Dal 2003 ha insegnato diritto amministrativo presso i Dipartimenti di Scienze politiche e Giurisprudenza della Luiss Guido Carli di Roma. Ha svolto attività di docenza, tra l’altro, nella Scuola Superiore della Pubblica Amministrazione, nella School of Government della Luiss di Roma, nella Scuola di Specializzazione in Studi sull'Amministrazione Pubblica dell'Università di Bologna, nella Scuola di Specializzazione per le Professioni Legali dell'Università di Roma "La Sapienza". Ha collaborato con importanti riviste scientifiche.

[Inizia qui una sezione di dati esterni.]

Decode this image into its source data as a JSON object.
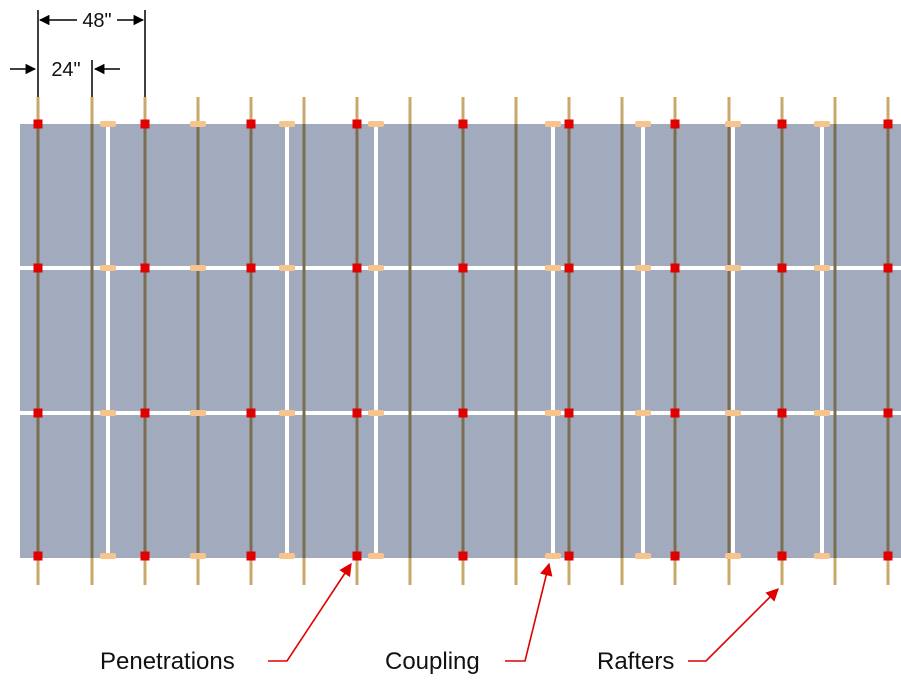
{
  "dimensions": {
    "wide_label": "48\"",
    "narrow_label": "24\""
  },
  "callouts": {
    "penetrations": "Penetrations",
    "coupling": "Coupling",
    "rafters": "Rafters"
  },
  "colors": {
    "panel": "#a2aabd",
    "rafter": "#c8a96a",
    "rafter_shadow": "#7a6e4e",
    "penetration": "#e00000",
    "coupling": "#f6c48c",
    "rail_gap": "#ffffff",
    "callout_arrow": "#e00000",
    "dimension_line": "#000000"
  },
  "layout_counts": {
    "rafters": 17,
    "panel_rows": 3
  }
}
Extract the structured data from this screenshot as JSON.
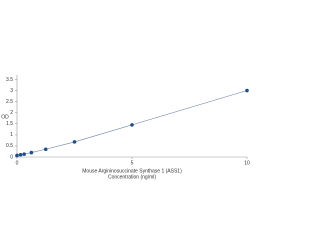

Dopo avere svolto le funzioni di Consigliere giuridico del ministro Mattarella (Rapporti con il Parlamento), è stato capo di Gabinetto dei ministri Mattarella (Pubblica Istruzione), Jervolino (Pubblica Istruzione) e Ciampi (Tesoro, Bilancio e Programmazione economica).  Ha ricoperto il ruolo di segretario generale della presidenza del Consiglio dei ministri (1996-1998: primo Governo Prodi) e di commissario straordinario per il Governo per il completamento del federalismo amministrativo (1999-2001).  Nel secondo Governo Prodi (2006-2008) ha ricoperto l’incarico di sottosegretario all’Interno ed è stato responsabile dell’indirizzo e del coordinamento del processo di attuazione dell’attività di semplificazione legislativa di cui alla legge 246/2005. È stato, altresì, componente della commissione Tributaria Centrale, del comitato di indirizzo strategico per l'introduzione dell'euro, del comitato giuridico e politico del Consiglio nazionale delle ricerche e della commissione per l'accesso ai documenti della presidenza del Consiglio dei ministri.

ORLANDO - "Rivolgo ad Alessandro Pajno, chiamato alla guida del Consiglio di Stato, i miei più calorosi auguri di buon lavoro per un incarico importante e delicato, nelle sue funzioni di garanzia e terzietà a tutela dei diritti dei cittadini". Così il sindaco Leoluca Orlando ha commentato l'insediamento del nuovo Presidente dell'Organo Costituzionale. "Il Presidente ha mostrato fin dalle sue chiare parole di oggi nel discorso di insediamento - ha concluso Orlando - di avere ben chiare quelle esigenze improrogabili di semplificazione amministrativa e intelligibilità dei testi normativi che sono il primo passo per una Amministrazione all'altezza delle richieste che vengono dai cittadini."